Another Suetonius tidbit, this time from the Domition bio, is the reminder that one consequence of the Jewish defeat was that Vespasian ordered the tax the Jews had previously paid to the Temple to be paid to him instead where it was used to rebuild the Temple of Jupiter that had been burned down in the grand climax of the Year of the Four Emperors (with young Domitian and Vespasian's brother inside). (The Temple of Jupiter in Rome and the Second Temple in Jerusalem burning down a year or so apart begs for some mythological connection, btw, but for once, Suetonius, who otherwise loves a good omen, doesn't go there.) Domitian keeps this tax when the Jupiter Temple has finished rebuilding - of course he does - but he also introduces the novelty of people suspected of being undercover Judeans tax evaders having to show their penises to prove they aren't (because of circumsision), and Suetonius comments he can still renember that from being a boy. Good grief.

It is interesting that (6.115) some of the upper-class citizens and priests leave Jerusalem and are sent by Vespasian to Gophna. Gophna (just north of Jerusalem) is not the same as Yavneh (Jamnia to the Greeks), but they sound extremely similar.

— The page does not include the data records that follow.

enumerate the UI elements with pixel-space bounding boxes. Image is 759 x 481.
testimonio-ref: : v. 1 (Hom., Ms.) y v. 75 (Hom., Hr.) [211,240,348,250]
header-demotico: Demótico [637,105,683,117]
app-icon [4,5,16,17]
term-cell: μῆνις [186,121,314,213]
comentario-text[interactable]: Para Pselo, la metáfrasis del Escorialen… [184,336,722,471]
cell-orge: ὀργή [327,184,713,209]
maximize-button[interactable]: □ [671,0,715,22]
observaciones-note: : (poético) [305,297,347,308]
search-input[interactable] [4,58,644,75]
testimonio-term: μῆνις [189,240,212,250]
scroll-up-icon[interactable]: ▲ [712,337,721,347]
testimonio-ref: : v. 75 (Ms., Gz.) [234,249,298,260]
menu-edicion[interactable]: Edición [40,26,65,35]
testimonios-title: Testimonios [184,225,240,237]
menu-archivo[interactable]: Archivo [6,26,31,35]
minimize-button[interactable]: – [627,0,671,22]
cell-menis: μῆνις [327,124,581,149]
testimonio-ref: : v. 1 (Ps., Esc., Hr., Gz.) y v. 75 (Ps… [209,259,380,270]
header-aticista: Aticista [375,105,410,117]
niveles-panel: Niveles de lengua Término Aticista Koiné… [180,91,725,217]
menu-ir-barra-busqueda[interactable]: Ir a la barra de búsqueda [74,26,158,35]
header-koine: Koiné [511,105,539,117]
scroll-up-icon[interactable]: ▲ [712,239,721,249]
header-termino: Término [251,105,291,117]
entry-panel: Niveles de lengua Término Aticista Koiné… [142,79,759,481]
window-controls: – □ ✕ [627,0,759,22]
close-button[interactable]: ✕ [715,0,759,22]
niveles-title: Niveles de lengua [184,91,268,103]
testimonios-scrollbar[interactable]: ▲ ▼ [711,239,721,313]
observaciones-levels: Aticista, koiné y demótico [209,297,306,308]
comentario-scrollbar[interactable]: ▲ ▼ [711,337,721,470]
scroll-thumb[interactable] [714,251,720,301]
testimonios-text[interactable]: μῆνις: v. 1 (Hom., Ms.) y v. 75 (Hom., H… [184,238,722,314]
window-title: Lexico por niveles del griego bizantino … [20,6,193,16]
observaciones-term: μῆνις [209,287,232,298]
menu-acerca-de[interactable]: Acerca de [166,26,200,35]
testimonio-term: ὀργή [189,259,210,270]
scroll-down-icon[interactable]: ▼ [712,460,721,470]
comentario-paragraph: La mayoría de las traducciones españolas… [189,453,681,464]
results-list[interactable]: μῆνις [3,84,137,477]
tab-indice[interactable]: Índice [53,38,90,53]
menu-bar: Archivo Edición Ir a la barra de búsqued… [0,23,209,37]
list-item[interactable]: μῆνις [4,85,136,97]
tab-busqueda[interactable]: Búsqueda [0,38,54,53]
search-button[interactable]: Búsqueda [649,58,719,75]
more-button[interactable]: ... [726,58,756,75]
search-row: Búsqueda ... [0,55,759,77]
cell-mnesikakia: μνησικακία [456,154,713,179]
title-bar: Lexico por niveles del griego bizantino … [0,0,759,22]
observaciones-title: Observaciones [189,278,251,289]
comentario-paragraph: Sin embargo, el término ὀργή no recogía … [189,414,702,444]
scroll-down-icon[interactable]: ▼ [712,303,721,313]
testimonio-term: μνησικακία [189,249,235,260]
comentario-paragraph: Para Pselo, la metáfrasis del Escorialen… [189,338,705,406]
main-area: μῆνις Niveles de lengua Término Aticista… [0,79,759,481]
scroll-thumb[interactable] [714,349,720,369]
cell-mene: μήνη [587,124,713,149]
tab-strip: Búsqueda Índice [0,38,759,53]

I wonder if J has heard something about the escape of R' Yohanan and his disciples, but has mistakenly inferred that Vespasian sent them to the much nearer city of Gophna rather than to Yavneh, on the basis of the similarity of sounds?

Could be!

As you say, it seems uncharacteristic for a Roman historian to say much about skin color, nor was skin color prejudice a major factor in Roman ethnic stereotypes. Perhaps we are just to infer that the glorious Titus can inspire men of any nationality to feats of reckless heroism?

I guess. Or it's like with the Essenes - for some reason lost on us Josephus goes into details (in this case, skin colour) that don't really seem to contribute something to the narrative.